Molinier … le nom évoque un parfum capiteux et glamour, une maison de haute couture, l’élégance surannée d’un sofa … et ce n’est pas totalement faux : du haut de ses talons aiguille, corseté comme une catin, le derrière tendu dans l’attente du fouet ou du dard, Pierre Molinier demeure d’une classe absolue, sourire aux lèvres et visage impassible. Peut-être parce qu’il est simplement heureux, épanoui dans cet auto érotisme qui nourrira son œuvre picturale.
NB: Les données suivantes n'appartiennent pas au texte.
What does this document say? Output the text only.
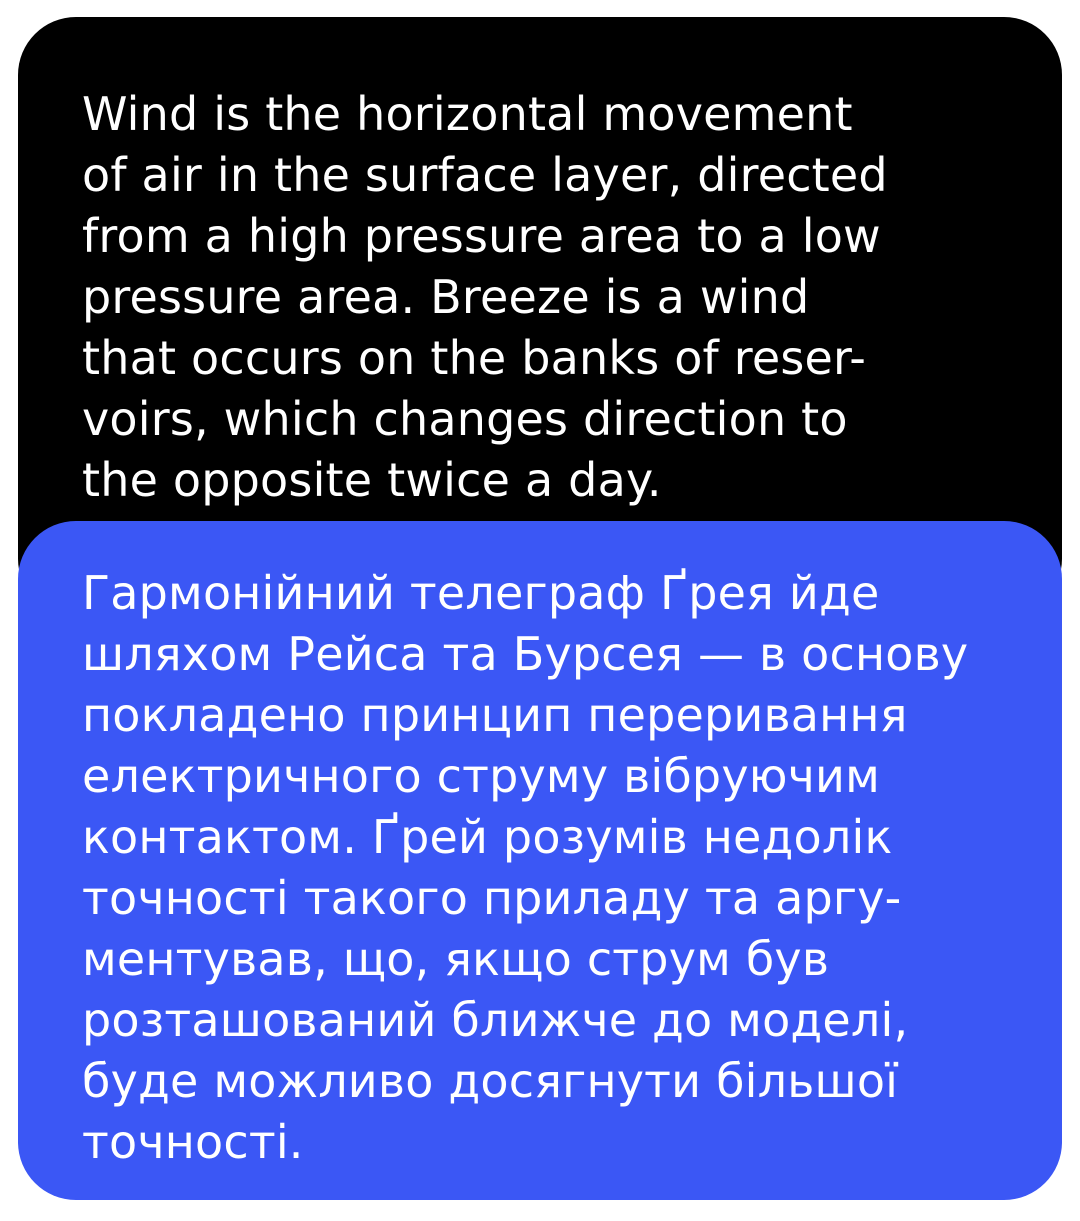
Wind is the horizontal movement
of air in the surface layer, directed
from a high pressure area to a low
pressure area. Breeze is a wind
that occurs on the banks of reser-
voirs, which changes direction to
the opposite twice a day.
Гармонійний телеграф Ґрея йде
шляхом Рейса та Бурсея — в основу
покладено принцип переривання
електричного струму вібруючим
контактом. Ґрей розумів недолік
точності такого приладу та аргу-
ментував, що, якщо струм був
розташований ближче до моделі,
буде можливо досягнути більшої
точності.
Naturel et décomplexé, visionnaire et sans entrave hormis celles qu’il se passe volontairement aux membres avant de laisser l’objectif faire son oeuvre de mémoire. Coquin ? Porno ? Provocateur ? Ou purement artiste, qui ne souffre aucune limite, aucune convention ? Déjà très prisé des collectionneurs, Molinier défraie de nouveau la chronique au travers d’une vente aux enchères que lui consacre Drouot, précédée d’une exposition éclair au coeur de la Maison Européenne de la Photographie, qui accueille les pièces à négocier.
Des pièces inédites et c’est ce qui fait tout le prix de l’évènement : une trentaine de collages inconnus du public, des photomontages qui approfondissent notre connaissance des techniques appliquées par l’artiste, des découpages parfois soulignés de fusain, des peintures et des dessins préparatoires, … ainsi que des objets, les accessoires dont se servait Molinier pour scénariser ses fantasmes : lingerie, chaussures, tabouret, psyché, fouets, masques, pistolets… cette magnifique jambe bouquet, un haut de forme … ou quand Mandrake le magicien se métamorphose en divine putain androgyne, transgenre cosmique qui réinvente les codes d’Eros et de Thanatos du fin fond de son atelier anonyme …
Comment faire le lien entre le portrait de ce vieux monsieur insignifiant qu’on voit marcher dans la rue un cabas à la main, et ce prêtre de Vénus, échappé d’un roman de Sacher-Masoch pour offrir ses intimités fièrement impudiques à la caméra ? C’est justement là le magique, Molinier aux multiples visages rappelle que c’est lui qui enchante ces objets du commun pour les charger de puissance érotique et mortifère, lui qui orchestre ses suicides photographiques avant de s’ôter définitivement la vie quand il apprend qu’un cancer lui ronge la prostate et la sexualité.
Chaman interlope et menaçant, « maître du vertige » selon les termes d’André Breton qui prendra le large quand Molinier dépassera les bornes sexuelles, en cela plus surréaliste que le pape du mouvement lui-même, les clichés et les objets présentés à la MEP portent en eux une atmosphère sublime qui trace un lien direct avec un Clovis Trouille, un Joel-Peter Witkin, un Jean-Luc Verna. Terriblement attractif, Molinier laisse un héritage que certains revendiquent avec autant de courage et de volonté. Il n’en demeure pas moins unique et seul, sans jamais apporter de réponses aux questions qu’il suscite, c’est sa force ultime.
Malaise, fascination, interrogation, aujourd’hui encore l’artiste demeure en avance sur ce futur qu’il a dépassé de prime abord. C’est la marque des Pythies créatives qui par leurs excès prophétiques éclatent la dimension temporelle et se connectent avec l’universel, l’infini. Cela mériterait une collection officielle, en lieu d’une dilapidation dans des fonds privées … mais jamais Molinier, préférant l’isolement mystique de l’ermite, le retrait de la courtisane au fond de son alcôve, le repos du défunt décomposé dans la froideur du cercueil, n’aurait toléré l’officiel : cela annihile pour jamais la naissance de la légende, l’émergence des mythes. Mieux vaut la marge.